Hace no mucho me enteré, a través de un amigo,
que la cepa Zinfandel es bastante subestimada en Estados Unidos, un poco como
el Torrontés lo fue en Argentina hasta que enólogos franceses y norteamericanos
hallaron en esta cepa algo irrepetible –una mezcla de acidez equilibrada,
bouquet frutal y frondosidad delimitada como en un arbusto recién podado-. En
la época en que las cenizas volcánicas de pronto tornaron imposible el regreso a
Argentina y se cerraron aeropuertos, quedé varado en lo de un amigo en Brooklyn.
Venía de una residencia de escritores en Upstate New York, en la campiña. Como
en residencias previas, no había hecho más que aplazar la posibilidad de
escribir una novela y me había obligado a esbozar cuentos para no sentirme un absoluto
polizón –de tres relatos, sólo uno sobrevivió a la posterior corrección-.
Llegué al aeropuerto y ahí me enteré de que los pasajeros con destino a Buenos
Aires estaban en una especie de cuarentena. Algunos, en bancarrota, circulaban
como zombies y pernoctaban en JFK con todos sus bártulos. Periódicamente
mendigaban un alojamiento que ninguna compañía, amparada en una cláusula de exención
ante contratiempos climáticos, cubría.
El imponderable rindió sus frutos. Mi amigo no
sólo me prestó su sofá, sino que cada noche, mientras esperaba que el fenómeno
de las cenizas terminara o en su defecto que la dirección del viento cambiara,
me convidaba una botella de Zinfandel californiano. Cada botella era mejor que
la otra. Pensé que de extenderse mi estadía, el hechizo del Zinfandel –y la
posibilidad de volver con el recuerdo sagrado de una cepa exótica-, podía
perderse. El dueño de la pequeña enoteca a la peregrinábamos tenía el mismo
aire de párvulo pertinaz y maligno que el juez Griesa, y nos agradecía que elegiéramos
productos norteamericanos viniendo de un país que producía tan buenos vinos. Se
lamentaba de que pocos ciudadanos de su país compraran vinos nacionales o, más
precisamente, californianos; a la mayoría de los clientes les atraían los vinos
importados, como si acceder a un Malbec argentino o a un Shiraz australiano
equivaliera a viajar a esas tierras lejanas.

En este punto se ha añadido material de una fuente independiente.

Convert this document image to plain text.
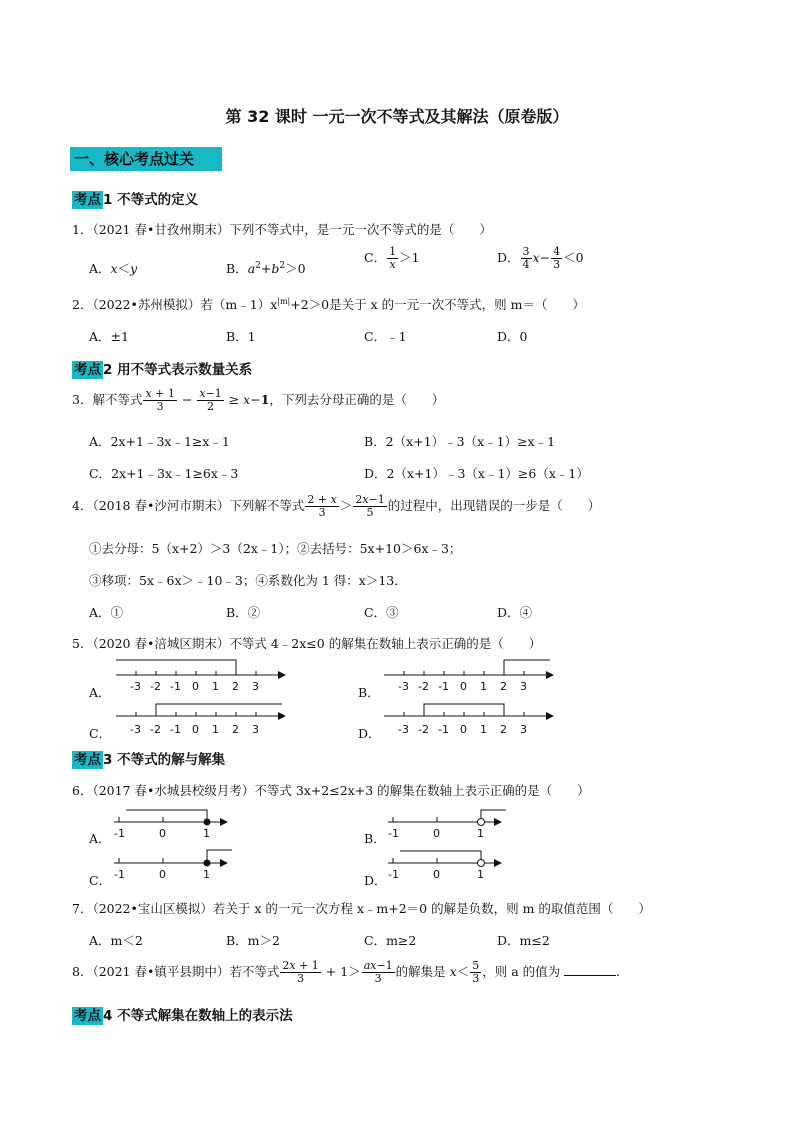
第 32 课时 一元一次不等式及其解法（原卷版）
一、核心考点过关
考点 1 不等式的定义
1．（2021 春•甘孜州期末）下列不等式中，是一元一次不等式的是（　　）
A．x＜y	B．$a^2+b^2>0$
C． $\frac{1}{x} >1$	D． $\frac{3}{4} x- \frac{4}{3} <0$
2．（2022•苏州模拟）若$(m﹣1)x^{|m|}+2>0$是关于 x 的一元一次不等式，则 m＝（　　）
A．±1	B．1	C．﹣1	D．0
考点 2 用不等式表示数量关系
3．解不等式 $\frac{x + 1}{3} - \frac{x-1}{2} \ge x-1$，下列去分母正确的是（　　）
A．2x+1﹣3x﹣1≥x﹣1	B．2（x+1）﹣3（x﹣1）≥x﹣1
C．2x+1﹣3x﹣1≥6x﹣3	D．2（x+1）﹣3（x﹣1）≥6（x﹣1）
4．（2018 春•沙河市期末）下列解不等式 $\frac{2 + x}{3} > \frac{2x-1}{5}$ 的过程中，出现错误的一步是（　　）
①去分母：5（x+2）＞3（2x﹣1）；②去括号：5x+10＞6x﹣3；
③移项：5x﹣6x＞﹣10﹣3；④系数化为 1 得：x＞13．
A．①	B．②	C．③	D．④
5．（2020 春•涪城区期末）不等式 4﹣2x≤0 的解集在数轴上表示正确的是（　　）
A．	B．
C．	D．
-3 -2 -1 0 1 2 3	-3 -2 -1 0 1 2 3
-3 -2 -1 0 1 2 3	-3 -2 -1 0 1 2 3
考点 3 不等式的解与解集
6．（2017 春•水城县校级月考）不等式 3x+2≤2x+3 的解集在数轴上表示正确的是（　　）
A．	B．
C．	D．
-1	0	1	-1	0	1
-1	0	1	-1	0	1
7．（2022•宝山区模拟）若关于 x 的一元一次方程 x﹣m+2＝0 的解是负数，则 m 的取值范围（　　）
A．m＜2	B．m＞2	C．m≥2	D．m≤2
8．（2021 春•镇平县期中）若不等式 $\frac{2x + 1}{3} + 1> \frac{ax-1}{3}$ 的解集是 $x< \frac{5}{3}$ ，则 a 的值为	．
考点 4 不等式解集在数轴上的表示法
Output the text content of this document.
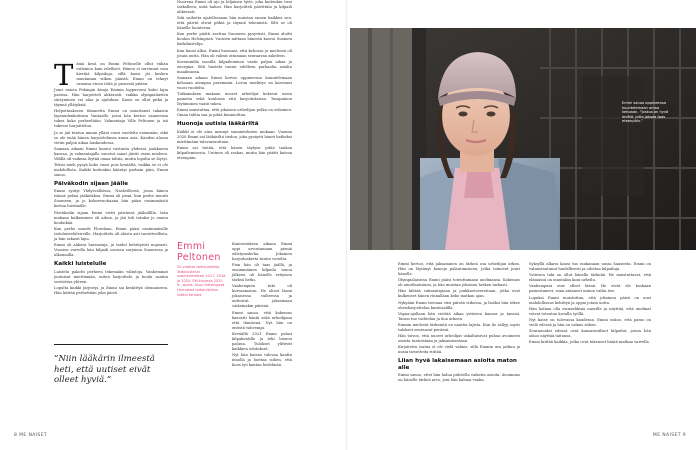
T ämä kesä on Emmi Peltoselle ollut vähän erilainen kuin edelliset. Hänen ei tarvinnut vain kiertää kilpailuja, sillä kausi jäi kesken muutaman viikon päästä. Emmi on tehnyt uraansa eteen töitä jo pienestä pitäen.

Juuri ennen Pekingin kisoja Emmin loppuvuosi kului lajin parissa. Hän harjoitteli ahkerasti, vaikka olympialaisten siirtyminen vei alaa ja ajatuksia. Kausi on ollut pitkä ja täynnä yllätyksiä.

Helpottaakseen tilannetta Emmi on muuttanut takaisin lapsuudenkotiinsa Vantaalle, jossa hän kertoo saaneensa tukea koko perheeltään. Valmentaja Ville Peltonen ja isä tukevat harjoittelua.

Ja se jää tuntuu minun ylläni vuosi vuodelta enemmän, eikä se ole enää hänen harjoittelunsa ainoa asia. Kauden alussa vietin paljon aikaa laiskuudessa.

Samaan aikaan Emmi kantoi vastuuta yhdessä joukkueen kanssa, ja valmentajalle sanotut sanat jäivät usein mieleen. Välillä oli vaikeaa löytää omaa tahtia, mutta lopulta se löytyi.

Tekisi mieli pysyä koko vuosi pois kentältä, vaikka se ei ole mahdollista. Kaikki kuitenkin kääntyi parhain päin, Emmi sanoo.

Päiväkodin sijaan jäälle

Emmi syntyi Yhdysvalloissa, Nashvillessä, jossa hänen isänsä pelasi jääkiekkoa. Emmi oli pieni, kun perhe muutti Suomeen, ja jo kolmevuotiaana hän pääsi ensimmäistä kertaa luistimille.

Päiväkodin sijaan Emmi vietti päivänsä jäähallilla. Isän mukana kulkeminen oli arkea, ja jää tuli tutuksi jo ennen kouluikää.

Kun perhe muutti Floridaan, Emmi pääsi ensimmäisille taitoluisteluleireille. Harjoittelu oli alusta asti tavoitteellista, ja hän rakasti lajia.

Emmi oli ahkera harrastaja, ja taidot kehittyivät nopeasti. Vuosien varrella hän kilpaili useissa sarjoissa Suomessa ja ulkomailla.

Kaikki luistelulle

Luistelu pakotti perheen tekemään valintoja. Vanhemmat joutuivat miettimään, miten harjoittelu ja koulu saatiin sovitettua yhteen.

Lopulta kaikki järjestyi, ja Emmi sai keskittyä olennaiseen. Hän kiittää perhettään joka päivä.

”Niin lääkärin ilmeestä heti, että uutiset eivät olleet hyviä.”

Nuorena Emmi oli ujo ja hiljainen tyttö, joka kuitenkin tiesi tarkalleen, mitä halusi. Hän harjoitteli päivittäin ja kilpaili ahkerasti.

Sitä vaihetta ajatellessaan hän muistaa ennen kaikkea sen, että päivät olivat pitkiä ja täynnä tekemistä. Silti se oli hänelle luontevaa.

Kun perhe päätti asettua Suomeen pysyvästi, Emmi aloitti koulun Helsingissä. Vuosien mittaan hänestä kasvoi Suomen kärkiluistelija.

Kun kausi alkoi, Emmi huomasi, että kehossa ja mielessä oli jotain uutta. Hän oli valmis ottamaan seuraavan askeleen.

Kovemmilla tasoilla kilpaileminen vaatii paljon aikaa ja energiaa. Silti luistelu tuntui edelleen parhaalta asialta maailmassa.

Samaan aikaan Emmi kertoo oppineensa kuuntelemaan kehoaan aiempaa paremmin. Levon merkitys on kasvanut vuosi vuodelta.

Tutkimuksen mukaan nuoret urheilijat kokevat usein paineita sekä koulussa että harjoituksissa. Tasapainon löytäminen vaatii tukea.

Emmi muistuttaa, että jokaisen urheilijan polku on erilainen. Omaa tahtia saa ja pitää kunnioittaa.

Huonoja uutisia lääkäriltä

Kaikki ei ole aina mennyt suunnitelmien mukaan. Vuonna 2020 Emmi sai lääkäriltä tiedon, joka pysäytti hänet hetkeksi miettimään tulevaisuuttaan.

Emmi sai tietää, että hänen täytyisi pitää taukoa kilpailemisesta. Uutinen oli raskas, mutta hän päätti katsoa eteenpäin.

Emmi Peltonen
20-vuotias taitoluistelija. Taitoluistelun suomenmestari 2017, 2018 ja 2020. EM-kisoissa 2020 9., sijalla. Asuu Helsingissä. Harrastaa taitoluistelun lisäksi tanssia.

Kuntoutuksen aikana Emmi oppi arvostamaan pieniä edistysaskelia. Jokainen harjoituskerta tuntui voitolta.

Pian hän oli taas jäällä, ja ensimmäinen kilpailu tauon jälkeen oli hänelle erityisen tärkeä hetki.

Vanhempien tuki oli korvaamaton. He olivat läsnä jokaisessa vaiheessa ja auttoivat jaksamaan vaikeinakin päivinä.

Emmi sanoo, että kokemus kasvatti häntä sekä urheilijana että ihmisenä. Nyt hän on entistä vahvempi.

Keväällä 2021 Emmi palasi kilpakentille ja teki hienon paluun. Tulokset ylittivät kaikkien odotukset.

Nyt hän katsoo tulevaa kautta innolla ja luottaa siihen, että kova työ kantaa hedelmää.

8 ME NAISET	ME NAISET 9
Emmi sanoo oppineensa kuuntelemaan omaa kehoaan. ”Joskus on hyvä levätä, jotta jaksaa taas eteenpäin.”

Emmi kertoo, että jaksaminen on tärkeä osa urheilijan arkea. Hän on löytänyt keinoja palautumiseen, jotka toimivat juuri hänelle.

Olympialaisissa Emmi pääsi toteuttamaan unelmansa. Kokemus oli ainutlaatuinen, ja hän muistaa jokaisen hetken tarkasti.

Hän kiittää valmentajiaan ja joukkuetovereitaan, jotka ovat kulkeneet hänen rinnallaan koko matkan ajan.

Nykyään Emmi treenaa viisi päivää viikossa, ja lisäksi hän tekee oheisharjoittelua kuntosalilla.

Vapaa-ajallaan hän viettää aikaa ystävien kanssa ja tanssii. Tanssi tuo vaihtelua ja iloa arkeen.

Emmin mielestä tärkeintä on nauttia lajista. Kun ilo säilyy, myös tulokset seuraavat perässä.

Hän toivoo, että nuoret urheilijat uskaltaisivat puhua avoimesti omista tunteistaan ja jaksamisestaan.

Kirjoitettu tarina ei ole vielä valmis, sillä Emmin ura jatkuu ja uusia tavoitteita riittää.

Liian hyvä lakaisemaan asioita maton alle

Emmi sanoo, ettei hän halua piilotella vaikeita asioita. Avoimuus on hänelle tärkeä arvo, jota hän haluaa vaalia.

Syksyllä alkava kausi tuo mukanaan uusia haasteita. Emmi on valmistautunut huolellisesti ja odottaa kilpailuja.

Ystävien tuki on ollut hänelle tärkeää. He muistuttavat, että elämässä on muutakin kuin urheilu.

Vanhempani ovat olleet läsnä. He eivät ole koskaan painostaneet, vaan antaneet minun valita itse.

Lopuksi Emmi muistuttaa, että jokainen päivä on uusi mahdollisuus kehittyä ja oppia jotain uutta.

Hän haluaa olla esimerkkinä nuorille ja näyttää, että unelmat voivat toteutua kovalla työllä.

Nyt katse on tulevassa kaudessa. Emmi uskoo, että paras on vielä edessä ja hän on valmis siihen.

Seuraavaksi edessä ovat kansainväliset kilpailut, joissa hän aikoo näyttää taitonsa.

Emmi kiittää kaikkia, jotka ovat tukeneet häntä matkan varrella.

A la semana, en la Patagonia la dirección del
viento cambió y empujó la nube de cenizas hacia la cordillera. Conseguí asiento
en un vuelo repleto de gente que de un modo u otro se las había arreglado para
sobrevivir en la gran manzana. La noche previa a mi partida abrimos un último
Zinfandel, comprado de apuro en un supermercado. La bodega pertenecía a Francis Ford Coppola y el vino llevaba su
nombre en la etiqueta. Era barato para un vino que se presumía de gama
intermedia. La botella monótona, de etiqueta bordó, incluía un código para
descargar Apocalipsis now, algo que a
posteriori se volvió indicio de lo que en realidad escondía ese Zinfandel. Era
un vino sin bouquet, insípido, que no pudimos terminar y nos conectó,
directamente, con una sensación de estafa y con un temido desenlace: el hechizo
se había roto. Ahora pienso que tal vez ese fuera el tipo de Zinfandel –una
cepa rasa, sin retorno y de nariz corta- que subestiman los enólogos y sommeliers
norteamericanos. Nunca más volví a frecuentar esa cepa. El limbo de días en la
casa de mi amigo sin embargo quedó asociado en la memoria, no a un directors cut fallido, sino a un
engranaje de vinos y espera que selló la experiencia de haber subsistido, como
polizón forzado, en el corazón del imperio.
* Columna publicada en el Suplemento Cultura Perfil, el 10 de agosto.